Wednesday, May 27, 2015

The allure of song rankings

It's odd how putting a number on a song sometimes increases its allure.  I think back to my radio countdown listening habits in the '80s and early '90s.  In the early '80s, I would listen to all four hours of "American Top 40," jotting down the name, artist, and ranking of each song.  In later years, I latched onto year-end radio station countdowns and top-rock-songs-of-all-time surveys.  Songs that I would have flipped past or turned off under any other conditions had to be endured, at least fleetingly, or my listening experience would have felt incomplete.  I kept wanting to find out, "What song is next?  Is it a song I like?  Will its ranking be higher or lower than I would have guessed?" 

Admittedly, a "my world is the world" bias would sometimes creep in as I listened.  As a kid, I would sometimes think, "That song is number one this week?  More people bought and/or listened to that song than any other?  How is that possible?  The vocals are grating, and there are so many better songs in the countdown and others that didn't even make the countdown.  Besides, none of my friends or family members like that song."  A few seconds later, I would concede, "Then again, we're one small sample of listeners in just one of the many cities surveyed."

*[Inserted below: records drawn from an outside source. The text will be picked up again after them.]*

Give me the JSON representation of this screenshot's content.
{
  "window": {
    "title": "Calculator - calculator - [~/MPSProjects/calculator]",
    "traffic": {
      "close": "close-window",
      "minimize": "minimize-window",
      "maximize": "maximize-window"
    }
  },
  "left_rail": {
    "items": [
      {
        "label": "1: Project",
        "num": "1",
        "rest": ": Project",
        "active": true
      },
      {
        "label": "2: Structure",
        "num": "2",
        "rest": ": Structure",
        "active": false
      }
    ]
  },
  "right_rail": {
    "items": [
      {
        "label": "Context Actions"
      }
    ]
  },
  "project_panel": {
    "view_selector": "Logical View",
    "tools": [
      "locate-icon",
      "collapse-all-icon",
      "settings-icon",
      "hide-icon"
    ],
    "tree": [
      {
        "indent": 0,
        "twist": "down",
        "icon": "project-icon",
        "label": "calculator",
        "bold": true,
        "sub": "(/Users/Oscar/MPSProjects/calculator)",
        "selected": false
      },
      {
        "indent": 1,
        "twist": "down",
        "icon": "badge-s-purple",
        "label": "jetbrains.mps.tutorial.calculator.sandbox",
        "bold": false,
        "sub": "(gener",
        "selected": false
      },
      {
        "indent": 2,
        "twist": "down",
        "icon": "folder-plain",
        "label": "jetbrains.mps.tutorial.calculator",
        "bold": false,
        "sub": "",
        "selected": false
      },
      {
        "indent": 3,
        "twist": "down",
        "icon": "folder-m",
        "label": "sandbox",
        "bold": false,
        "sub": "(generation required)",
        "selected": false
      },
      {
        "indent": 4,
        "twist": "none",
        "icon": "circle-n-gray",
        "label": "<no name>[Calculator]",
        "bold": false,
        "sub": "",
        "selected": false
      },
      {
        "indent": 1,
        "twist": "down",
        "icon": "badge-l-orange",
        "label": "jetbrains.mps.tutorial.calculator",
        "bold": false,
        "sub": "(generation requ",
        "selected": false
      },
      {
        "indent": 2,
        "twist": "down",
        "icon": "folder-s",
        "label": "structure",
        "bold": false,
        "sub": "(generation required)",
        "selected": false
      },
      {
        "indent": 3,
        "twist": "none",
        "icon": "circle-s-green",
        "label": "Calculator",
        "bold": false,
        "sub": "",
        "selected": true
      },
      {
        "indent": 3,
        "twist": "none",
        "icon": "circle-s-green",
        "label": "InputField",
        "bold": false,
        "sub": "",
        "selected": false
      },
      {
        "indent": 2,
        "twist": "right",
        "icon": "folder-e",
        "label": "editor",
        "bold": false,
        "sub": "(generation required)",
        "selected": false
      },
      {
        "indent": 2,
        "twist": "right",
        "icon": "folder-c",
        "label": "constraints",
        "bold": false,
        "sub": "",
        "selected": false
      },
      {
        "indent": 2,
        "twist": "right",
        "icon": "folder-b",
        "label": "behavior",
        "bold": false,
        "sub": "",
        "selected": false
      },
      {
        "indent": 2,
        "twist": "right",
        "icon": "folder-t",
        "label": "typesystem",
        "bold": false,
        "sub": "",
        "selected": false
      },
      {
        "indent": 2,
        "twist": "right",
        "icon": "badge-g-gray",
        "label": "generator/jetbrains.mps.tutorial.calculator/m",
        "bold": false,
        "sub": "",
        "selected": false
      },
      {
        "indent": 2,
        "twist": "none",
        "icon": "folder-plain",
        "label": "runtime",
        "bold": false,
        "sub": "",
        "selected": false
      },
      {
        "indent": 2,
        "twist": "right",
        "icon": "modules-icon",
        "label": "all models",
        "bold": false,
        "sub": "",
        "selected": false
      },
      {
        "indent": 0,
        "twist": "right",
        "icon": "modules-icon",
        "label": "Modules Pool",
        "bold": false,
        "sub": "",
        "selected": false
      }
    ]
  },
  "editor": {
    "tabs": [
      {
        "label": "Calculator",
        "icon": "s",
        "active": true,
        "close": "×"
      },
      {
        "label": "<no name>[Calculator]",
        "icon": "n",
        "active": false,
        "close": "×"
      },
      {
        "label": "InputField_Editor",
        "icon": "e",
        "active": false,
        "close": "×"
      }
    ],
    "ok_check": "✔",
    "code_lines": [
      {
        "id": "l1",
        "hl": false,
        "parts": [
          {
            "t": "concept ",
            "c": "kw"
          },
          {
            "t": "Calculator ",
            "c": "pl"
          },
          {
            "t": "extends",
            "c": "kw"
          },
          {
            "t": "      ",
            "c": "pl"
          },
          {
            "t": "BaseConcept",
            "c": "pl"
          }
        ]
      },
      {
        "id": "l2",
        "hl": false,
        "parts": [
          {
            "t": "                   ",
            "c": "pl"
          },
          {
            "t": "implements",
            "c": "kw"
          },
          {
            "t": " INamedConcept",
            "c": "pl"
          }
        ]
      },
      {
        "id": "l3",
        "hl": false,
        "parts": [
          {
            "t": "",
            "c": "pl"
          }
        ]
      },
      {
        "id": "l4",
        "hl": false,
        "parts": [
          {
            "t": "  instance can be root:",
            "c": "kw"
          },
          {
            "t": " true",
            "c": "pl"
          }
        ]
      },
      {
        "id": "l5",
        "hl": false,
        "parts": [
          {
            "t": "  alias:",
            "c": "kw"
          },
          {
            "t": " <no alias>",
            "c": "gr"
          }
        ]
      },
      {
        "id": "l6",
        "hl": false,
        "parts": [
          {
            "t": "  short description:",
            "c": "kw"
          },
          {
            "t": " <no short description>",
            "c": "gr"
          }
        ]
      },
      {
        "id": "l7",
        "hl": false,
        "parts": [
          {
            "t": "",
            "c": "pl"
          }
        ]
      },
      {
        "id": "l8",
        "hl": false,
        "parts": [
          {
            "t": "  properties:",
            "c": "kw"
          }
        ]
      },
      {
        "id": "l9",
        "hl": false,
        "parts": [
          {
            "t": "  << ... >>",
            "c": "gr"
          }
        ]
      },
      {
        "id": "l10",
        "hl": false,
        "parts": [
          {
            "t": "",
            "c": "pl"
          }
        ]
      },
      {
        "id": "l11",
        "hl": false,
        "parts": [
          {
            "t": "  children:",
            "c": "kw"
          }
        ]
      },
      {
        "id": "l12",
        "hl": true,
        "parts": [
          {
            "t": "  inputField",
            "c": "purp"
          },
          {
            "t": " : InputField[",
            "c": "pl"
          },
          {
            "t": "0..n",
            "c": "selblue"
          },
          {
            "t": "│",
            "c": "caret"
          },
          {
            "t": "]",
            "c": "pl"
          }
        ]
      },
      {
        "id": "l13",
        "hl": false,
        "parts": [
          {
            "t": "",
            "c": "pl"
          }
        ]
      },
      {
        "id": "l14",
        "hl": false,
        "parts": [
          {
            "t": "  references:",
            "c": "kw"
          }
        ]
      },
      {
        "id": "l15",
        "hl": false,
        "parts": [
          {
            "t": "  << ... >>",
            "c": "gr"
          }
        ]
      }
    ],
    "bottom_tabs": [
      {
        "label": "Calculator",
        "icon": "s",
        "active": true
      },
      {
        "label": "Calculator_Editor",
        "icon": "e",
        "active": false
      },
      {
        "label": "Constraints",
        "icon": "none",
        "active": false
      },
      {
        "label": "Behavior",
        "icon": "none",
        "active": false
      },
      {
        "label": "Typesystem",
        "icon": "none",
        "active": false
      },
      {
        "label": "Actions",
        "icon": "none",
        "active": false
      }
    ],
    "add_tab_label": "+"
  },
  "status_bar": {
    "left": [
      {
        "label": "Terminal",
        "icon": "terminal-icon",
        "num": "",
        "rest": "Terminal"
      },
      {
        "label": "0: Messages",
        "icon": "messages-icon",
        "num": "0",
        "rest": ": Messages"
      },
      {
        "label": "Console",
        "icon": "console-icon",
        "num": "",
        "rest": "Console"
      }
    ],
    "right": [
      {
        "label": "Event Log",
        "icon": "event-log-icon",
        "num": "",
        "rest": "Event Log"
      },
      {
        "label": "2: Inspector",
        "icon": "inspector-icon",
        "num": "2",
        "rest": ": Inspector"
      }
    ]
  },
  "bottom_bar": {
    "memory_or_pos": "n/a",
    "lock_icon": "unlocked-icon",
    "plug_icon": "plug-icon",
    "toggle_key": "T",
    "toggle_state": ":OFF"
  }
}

Looking back, I had no idea how those rankings were tabulated.  In some cases, I knew, in general terms, but I didn't know the specifics.  If the countdown was based on sales, how many record stores were contacted?  Did the record store workers providing the data provide exact sales figures or approximations based on memory?  When the rankings also factored in how often songs were played on the radio, how was that tracked?  Did the number of times listeners requested a song factor into the rankings?  For local radio station countdowns, was it strictly a matter of ranking songs based on how many listeners listed them as favorites?  How were ties handled?  One station, for instance, would have an annual top 500 rock songs countdown.  Many years, the top-ranked song was Led Zeppelin's "Stairway To Heaven" or The Who's "Won't Get Fooled Again."  Was that top ranking based on a survey of local listeners or national listeners, or was it simply the collective opinion of station staffers?  One local station in the mid '80s put a refreshing disclaimer on the jazz albums countdown it sent to record stores.  The fine print said that the rankings were based on sales and the station "music staff's judgment of each album's appeal."  Another radio station that provided weekly countdowns to record stores then printed on each survey, "Rankings are based on sales and requests only, not rotation."  In other words, the rankings didn't necessarily reflect how often the station played each song.

The lesson here?  Perhaps it's best to just sit back and enjoy the music, without getting too caught up in the methodology.